An Apache Airflow provider for Ray

Project description

Airflow Ray

Apache Airflow Provider for Ray

A provider you can install into your Airflow environment to access custom Ray XCom backends, Ray Hooks, and Ray Operators.


🧪 Experimental Version

This provider is an experimental alpha containing necessary components to orchestrate and schedule Ray tasks using Airflow. It is actively maintained and being developed to bring production-ready workflows to Ray using Airflow. Thie release contains everything needed to begin building these workflows using the Airlfow taskflow API.

Current Release: 0.2.1

Requirements

Visit the Ray Project page for more info on Ray.

⚠️ The server version and client version (build) of Ray MUST be the same.

- Python Version >= 3.7
- Airflow Version >= 2.0.0
- Ray Version == 1.3.0
- Filelock >= 3.0.0

Modules

  • Ray XCom Backend: Custom XCom backend to assist operators in moving data between tasks using the Ray API with its internal Plasma store, thereby allowing for in-memory distributed processing and handling of large data objects.
  • Ray Hook: Extension of Http hook that uses the Ray client to provide connections to the Ray Server.
  • Ray Decorator: Task decorator to be used with the task flow API, combining wrapping the existing airflow @task decorate with ray.remote functionality, thereby executing each task on the ray cluster.

Configuration and Usage

  1. Add the provider package wheel file to the root directory of your Airflow project.

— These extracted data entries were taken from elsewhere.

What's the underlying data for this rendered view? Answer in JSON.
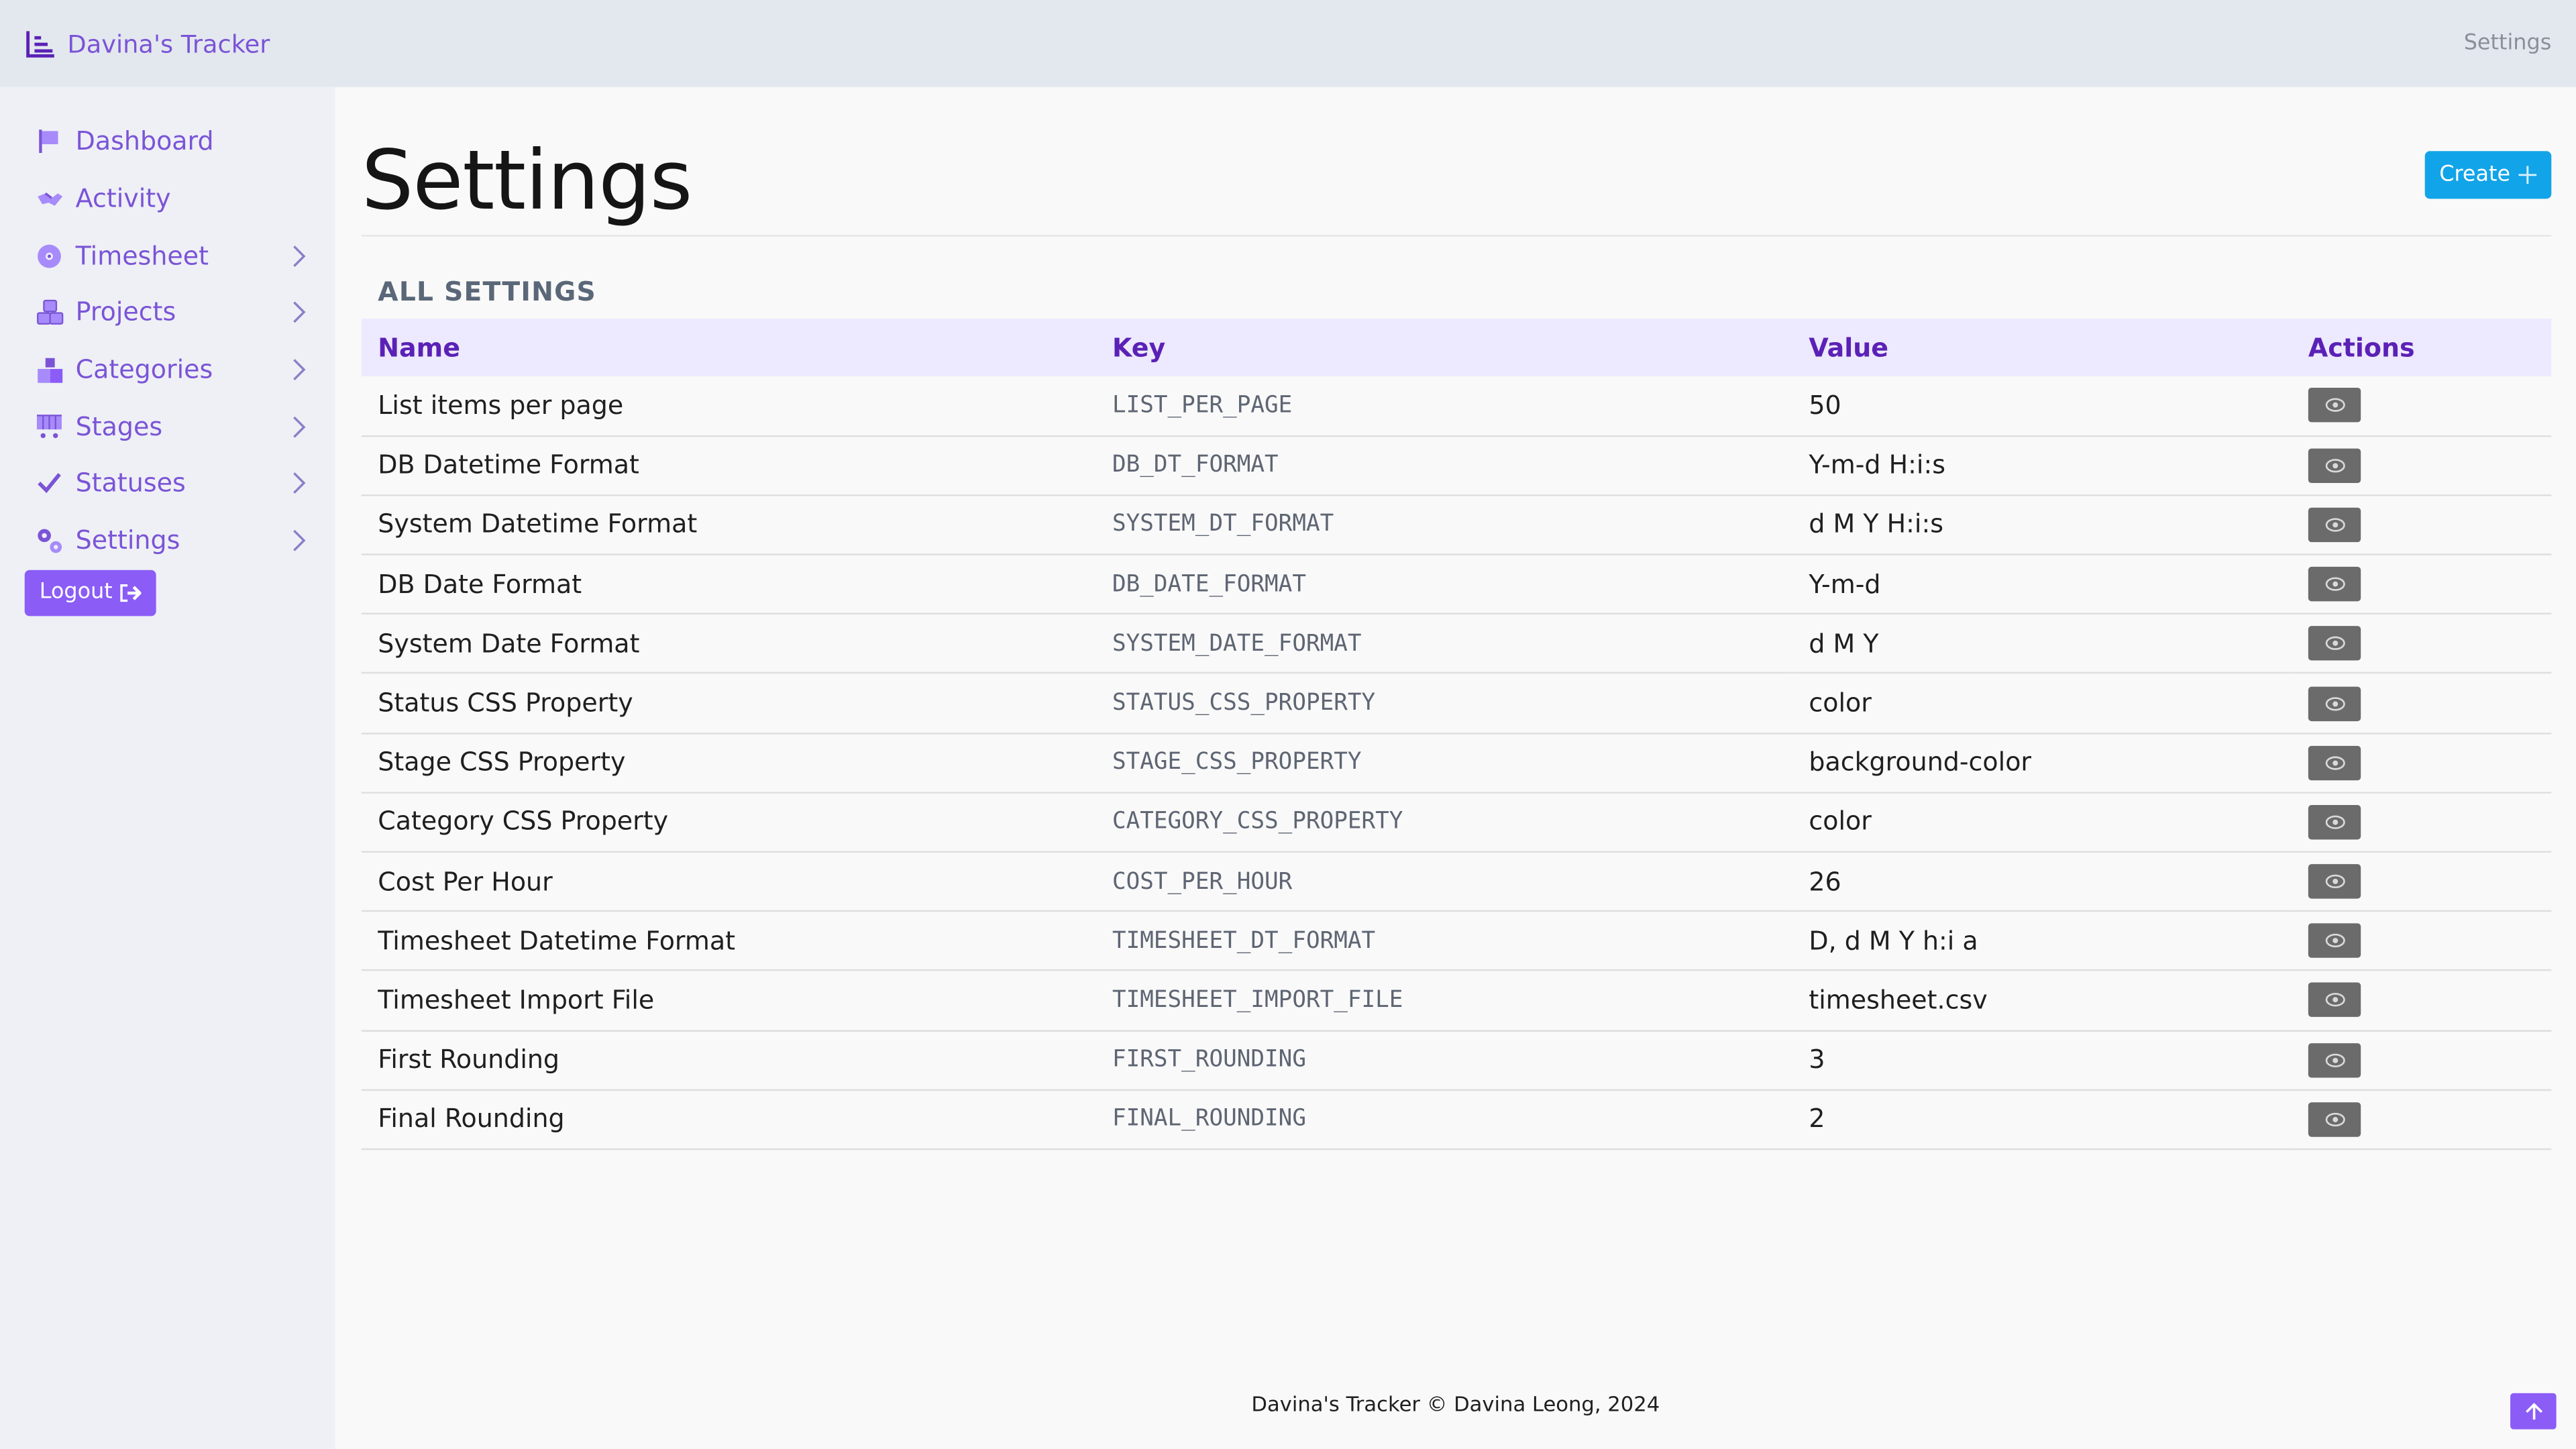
{
  "app": {
    "brand": "Davina's Tracker",
    "top_right": "Settings"
  },
  "sidebar": {
    "items": [
      {
        "label": "Dashboard",
        "icon": "flag-icon",
        "has_chevron": false
      },
      {
        "label": "Activity",
        "icon": "handshake-icon",
        "has_chevron": false
      },
      {
        "label": "Timesheet",
        "icon": "disc-icon",
        "has_chevron": true
      },
      {
        "label": "Projects",
        "icon": "cubes-icon",
        "has_chevron": true
      },
      {
        "label": "Categories",
        "icon": "boxes-icon",
        "has_chevron": true
      },
      {
        "label": "Stages",
        "icon": "cart-icon",
        "has_chevron": true
      },
      {
        "label": "Statuses",
        "icon": "check-icon",
        "has_chevron": true
      },
      {
        "label": "Settings",
        "icon": "gears-icon",
        "has_chevron": true
      }
    ],
    "logout_label": "Logout"
  },
  "main": {
    "title": "Settings",
    "create_label": "Create",
    "section_title": "ALL SETTINGS",
    "table": {
      "headers": [
        "Name",
        "Key",
        "Value",
        "Actions"
      ],
      "rows": [
        {
          "name": "List items per page",
          "key": "LIST_PER_PAGE",
          "value": "50"
        },
        {
          "name": "DB Datetime Format",
          "key": "DB_DT_FORMAT",
          "value": "Y-m-d H:i:s"
        },
        {
          "name": "System Datetime Format",
          "key": "SYSTEM_DT_FORMAT",
          "value": "d M Y H:i:s"
        },
        {
          "name": "DB Date Format",
          "key": "DB_DATE_FORMAT",
          "value": "Y-m-d"
        },
        {
          "name": "System Date Format",
          "key": "SYSTEM_DATE_FORMAT",
          "value": "d M Y"
        },
        {
          "name": "Status CSS Property",
          "key": "STATUS_CSS_PROPERTY",
          "value": "color"
        },
        {
          "name": "Stage CSS Property",
          "key": "STAGE_CSS_PROPERTY",
          "value": "background-color"
        },
        {
          "name": "Category CSS Property",
          "key": "CATEGORY_CSS_PROPERTY",
          "value": "color"
        },
        {
          "name": "Cost Per Hour",
          "key": "COST_PER_HOUR",
          "value": "26"
        },
        {
          "name": "Timesheet Datetime Format",
          "key": "TIMESHEET_DT_FORMAT",
          "value": "D, d M Y h:i a"
        },
        {
          "name": "Timesheet Import File",
          "key": "TIMESHEET_IMPORT_FILE",
          "value": "timesheet.csv"
        },
        {
          "name": "First Rounding",
          "key": "FIRST_ROUNDING",
          "value": "3"
        },
        {
          "name": "Final Rounding",
          "key": "FINAL_ROUNDING",
          "value": "2"
        }
      ]
    }
  },
  "footer": {
    "text": "Davina's Tracker © Davina Leong, 2024"
  },
  "colors": {
    "accent": "#7b54d6",
    "primary_button": "#12a4e8",
    "logout_button": "#8b5cf6",
    "header_row": "#ede9fe",
    "view_button": "#6b6b6b"
  }
}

  2. In your Airflow Dockerfile, you will need to add an environment variable to specify your custom backend, along with the provider wheel install. Add the following:

    FROM quay.io/astronomer/ap-airflow:2.0.2-1-buster-onbuild
    USER root
    RUN pip uninstall astronomer-airflow-version-check -y
    USER astro
    ENV AIRFLOW__CORE__XCOM_BACKEND=ray_provider.xcom.ray_backend.RayBackend
    

    Check ap-airflow version, if unsure, change to ap-airflow:latest-onbuild

  3. We are using a Ray 1.3.0 and python version 3.7. To get a bleeding edge version of Ray, you can to follow this format to build the wheel url in your requirements.txt file:

    pip install airflow-provider-ray
    
  4. Configure Ray Locally. To run ray locally, you'll need a minimum 6GB of free memory.To start, in your environment with ray installed, run:

    (venv)$ ray start --num-cpus=8 --object-store-memory=7000000000 --head
    

    If you have extra resources, you can bump the memory up.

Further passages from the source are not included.